X_train, X_test, y_train, y_test = train_test_split(X, y, test_size=0.2, random_state=42)

: 

In [None]:
# preprocessing the data
X_train = X_train.apply(pre_processing)
X_test = X_test.apply(pre_processing)

X_train.shape, X_test.shape

: 

**Testing the models:** We have used most of the classifier models from the `sklearn` library and used the metric as f-1 score to chosse the best model to use for the task.
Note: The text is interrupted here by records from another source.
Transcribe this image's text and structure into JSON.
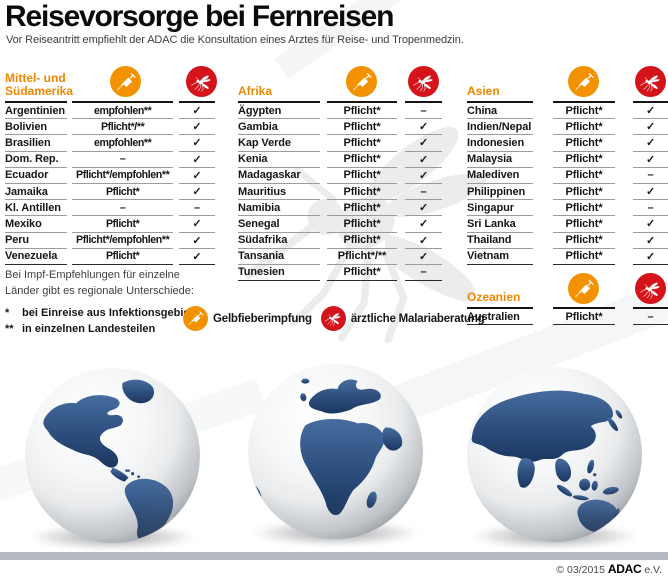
{
  "header": {
    "title": "Reisevorsorge bei Fernreisen",
    "subtitle": "Vor Reiseantritt empfiehlt der ADAC die Konsultation eines Arztes für Reise- und Tropenmedzin."
  },
  "icons": {
    "vaccine": "syringe-icon",
    "malaria": "mosquito-icon"
  },
  "tables": [
    {
      "region": "Mittel- und Südamerika",
      "rows": [
        [
          "Argentinien",
          "empfohlen**",
          "✓"
        ],
        [
          "Bolivien",
          "Pflicht*/**",
          "✓"
        ],
        [
          "Brasilien",
          "empfohlen**",
          "✓"
        ],
        [
          "Dom. Rep.",
          "–",
          "✓"
        ],
        [
          "Ecuador",
          "Pflicht*/empfohlen**",
          "✓"
        ],
        [
          "Jamaika",
          "Pflicht*",
          "✓"
        ],
        [
          "Kl. Antillen",
          "–",
          "–"
        ],
        [
          "Mexiko",
          "Pflicht*",
          "✓"
        ],
        [
          "Peru",
          "Pflicht*/empfohlen**",
          "✓"
        ],
        [
          "Venezuela",
          "Pflicht*",
          "✓"
        ]
      ]
    },
    {
      "region": "Afrika",
      "rows": [
        [
          "Ägypten",
          "Pflicht*",
          "–"
        ],
        [
          "Gambia",
          "Pflicht*",
          "✓"
        ],
        [
          "Kap Verde",
          "Pflicht*",
          "✓"
        ],
        [
          "Kenia",
          "Pflicht*",
          "✓"
        ],
        [
          "Madagaskar",
          "Pflicht*",
          "✓"
        ],
        [
          "Mauritius",
          "Pflicht*",
          "–"
        ],
        [
          "Namibia",
          "Pflicht*",
          "✓"
        ],
        [
          "Senegal",
          "Pflicht*",
          "✓"
        ],
        [
          "Südafrika",
          "Pflicht*",
          "✓"
        ],
        [
          "Tansania",
          "Pflicht*/**",
          "✓"
        ],
        [
          "Tunesien",
          "Pflicht*",
          "–"
        ]
      ]
    },
    {
      "region": "Asien",
      "rows": [
        [
          "China",
          "Pflicht*",
          "✓"
        ],
        [
          "Indien/Nepal",
          "Pflicht*",
          "✓"
        ],
        [
          "Indonesien",
          "Pflicht*",
          "✓"
        ],
        [
          "Malaysia",
          "Pflicht*",
          "✓"
        ],
        [
          "Malediven",
          "Pflicht*",
          "–"
        ],
        [
          "Philippinen",
          "Pflicht*",
          "✓"
        ],
        [
          "Singapur",
          "Pflicht*",
          "–"
        ],
        [
          "Sri Lanka",
          "Pflicht*",
          "✓"
        ],
        [
          "Thailand",
          "Pflicht*",
          "✓"
        ],
        [
          "Vietnam",
          "Pflicht*",
          "✓"
        ]
      ]
    },
    {
      "region": "Ozeanien",
      "rows": [
        [
          "Australien",
          "Pflicht*",
          "–"
        ]
      ]
    }
  ],
  "note_lines": [
    "Bei Impf-Empfehlungen für einzelne",
    "Länder gibt es regionale Unterschiede:"
  ],
  "footnotes": [
    {
      "marker": "*",
      "text": "bei Einreise aus Infektionsgebiet"
    },
    {
      "marker": "**",
      "text": "in einzelnen Landesteilen"
    }
  ],
  "legend": {
    "vaccine_label": "Gelbfieberimpfung",
    "malaria_label": "ärztliche Malariaberatung"
  },
  "footer": {
    "copyright": "© 03/2015",
    "brand": "ADAC",
    "brand_suffix": "e.V."
  },
  "colors": {
    "accent_orange": "#ee8800",
    "icon_orange": "#f39200",
    "icon_red": "#d5131a",
    "land_blue_light": "#466d9f",
    "land_blue_dark": "#1b3760",
    "footer_bar_gray": "#b4babf"
  }
}
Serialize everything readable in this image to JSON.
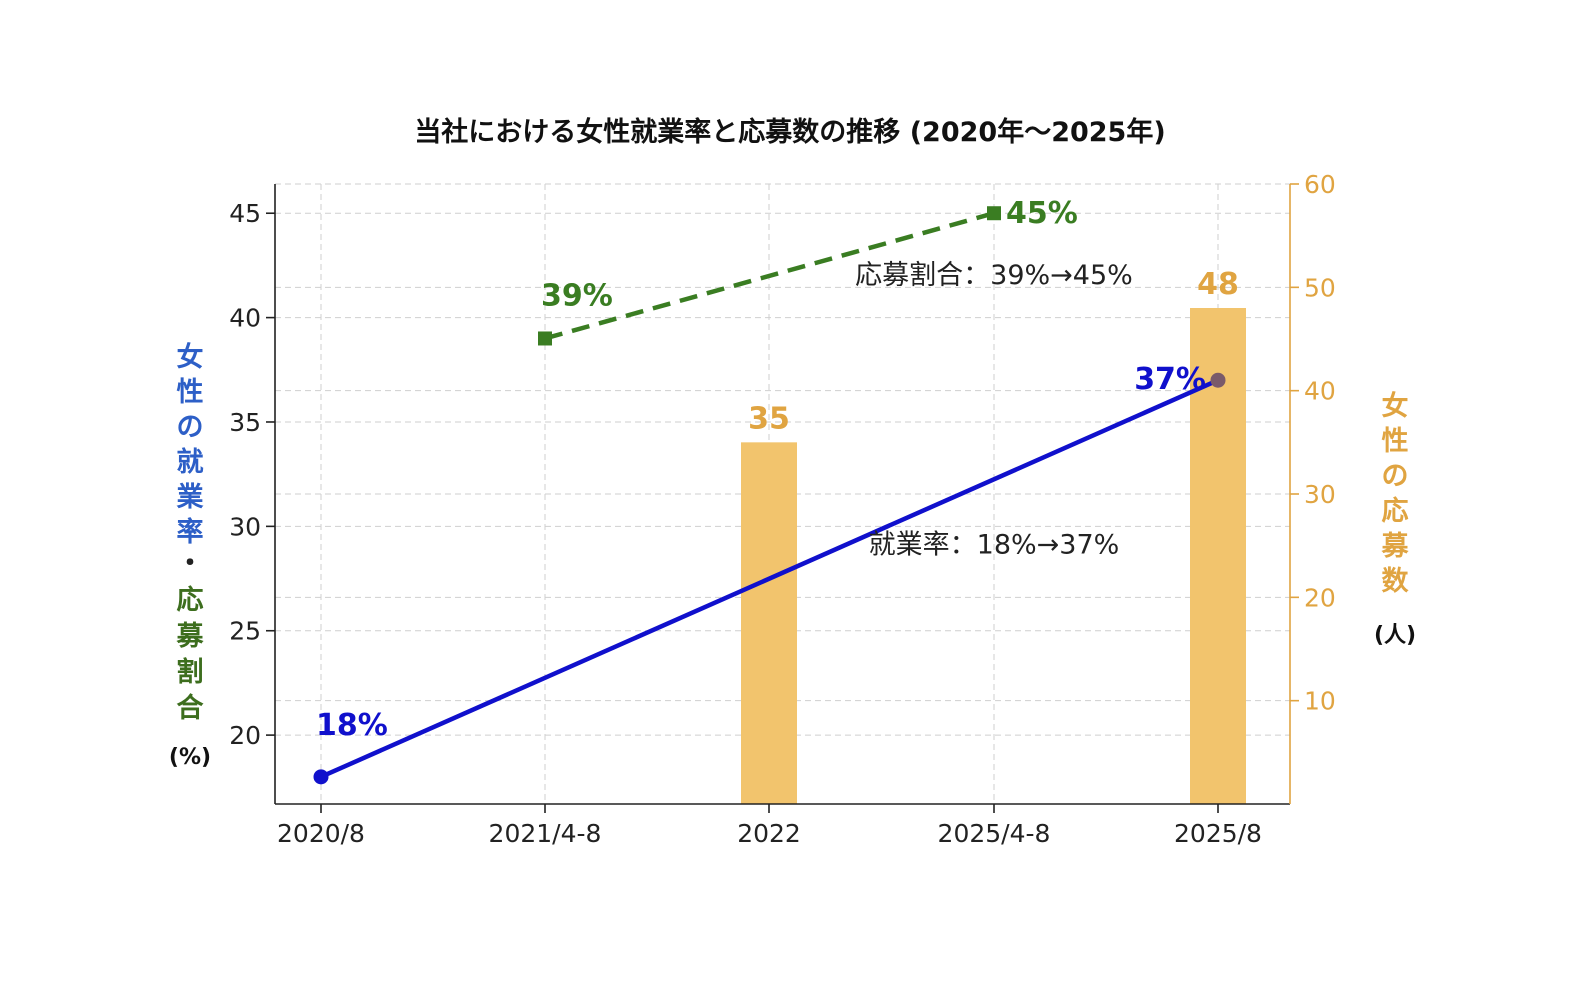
{
  "chart_data": {
    "type": "bar+line",
    "title": "当社における女性就業率と応募数の推移 (2020年〜2025年)",
    "categories": [
      "2020/8",
      "2021/4-8",
      "2022",
      "2025/4-8",
      "2025/8"
    ],
    "left_axis": {
      "label_part1": [
        "女",
        "性",
        "の",
        "就",
        "業",
        "率"
      ],
      "label_sep": "・",
      "label_part2": [
        "応",
        "募",
        "割",
        "合"
      ],
      "unit": "(%)",
      "ticks": [
        20,
        25,
        30,
        35,
        40,
        45
      ],
      "ylim": [
        16.7,
        46.4
      ]
    },
    "right_axis": {
      "label_chars": [
        "女",
        "性",
        "の",
        "応",
        "募",
        "数"
      ],
      "unit": "(人)",
      "ticks": [
        10,
        20,
        30,
        40,
        50,
        60
      ],
      "ylim": [
        0,
        60
      ]
    },
    "series": [
      {
        "kind": "line",
        "axis": "left",
        "color": "#1010cc",
        "points": [
          {
            "category": "2020/8",
            "value": 18,
            "label": "18%"
          },
          {
            "category": "2025/8",
            "value": 37,
            "label": "37%"
          }
        ]
      },
      {
        "kind": "dashed-line",
        "axis": "left",
        "color": "#3a7d22",
        "points": [
          {
            "category": "2021/4-8",
            "value": 39,
            "label": "39%"
          },
          {
            "category": "2025/4-8",
            "value": 45,
            "label": "45%"
          }
        ]
      },
      {
        "kind": "bar",
        "axis": "right",
        "color": "#f2c46d",
        "label_color": "#e0a441",
        "points": [
          {
            "category": "2022",
            "value": 35,
            "label": "35"
          },
          {
            "category": "2025/8",
            "value": 48,
            "label": "48"
          }
        ]
      }
    ],
    "annotations": [
      {
        "text": "応募割合：39%→45%",
        "x_category": "2025/4-8",
        "y_value": 41.6
      },
      {
        "text": "就業率：18%→37%",
        "x_category": "2025/4-8",
        "y_value": 28.7
      }
    ],
    "grid": true,
    "colors": {
      "left_label_blue": "#2d5fc7",
      "left_label_green": "#3d6e1e",
      "right_axis": "#e0a441"
    }
  }
}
The words are also first vectorised using the tf-idf vectorisation which will assure that the classifier models will get a numerical data.

In [None]:
import seaborn as sns
from sklearn.feature_extraction.text import TfidfVectorizer
from sklearn.model_selection import train_test_split, cross_val_predict
from sklearn.linear_model import LogisticRegression
from sklearn.naive_bayes import MultinomialNB
from sklearn.svm import SVC
from sklearn.ensemble import RandomForestClassifier, GradientBoostingClassifier
from sklearn.metrics import f1_score, classification_report
from sklearn.pipeline import Pipeline

classifiers = {
    'Logistic Regression': LogisticRegression(max_iter=1000),
    'Multinomial Naive Bayes': MultinomialNB(),
    'Support Vector Classifier': SVC(),
    'Random Forest': RandomForestClassifier(n_estimators = 1000,max_depth=1000),
    'Gradient Boosting': GradientBoostingClassifier()
}

tfidf = TfidfVectorizer()

# Evaluate each classifier
f1_scores = {}
for name, clf in classifiers.items():
    pipeline = Pipeline([
        ('tfidf', tfidf),
        ('classifier', clf)
    ])

    # Train the model
    pipeline.fit(X_train, y_train)

    # Predict on test data
    y_pred = pipeline.predict(X_test)

    # Calculate F1 score
    f1 = f1_score(y_test, y_pred, average='weighted')
    f1_scores[name] = f1

# Print F1 scores for all classifiers
print("F1 Scores for all classifiers:")
for name, score in f1_scores.items():
    print(f"{name}: {score:.4f}")

: 

In [None]:
# print the classification report for the best performing classifier
model = max(f1_scores, key=f1_scores.get)
print(f"Best Classifier: {model}")
print(classification_report(y_test, y_pred))

: 

In [None]:
from sklearn.metrics import confusion_matrix, ConfusionMatrixDisplay
cm = confusion_matrix(y_test, y_pred)
disp = ConfusionMatrixDisplay(confusion_matrix=cm,display_labels = y.unique())
disp.plot(cmap='BuPu',colorbar=False)
plt.title('Confusion Matrix')
plt.show()

: 

**Conclusion**: The confusion matrix for the classifiers is plotted and observed that `LogisticRegression()` model is a good classifier model with a f-1 score of approximately 67% compared to other classifier models. The classification report is also provided which tells us the f-1 scores for each of the classes where the neutral class has the highest score because of the large support size in the dataset.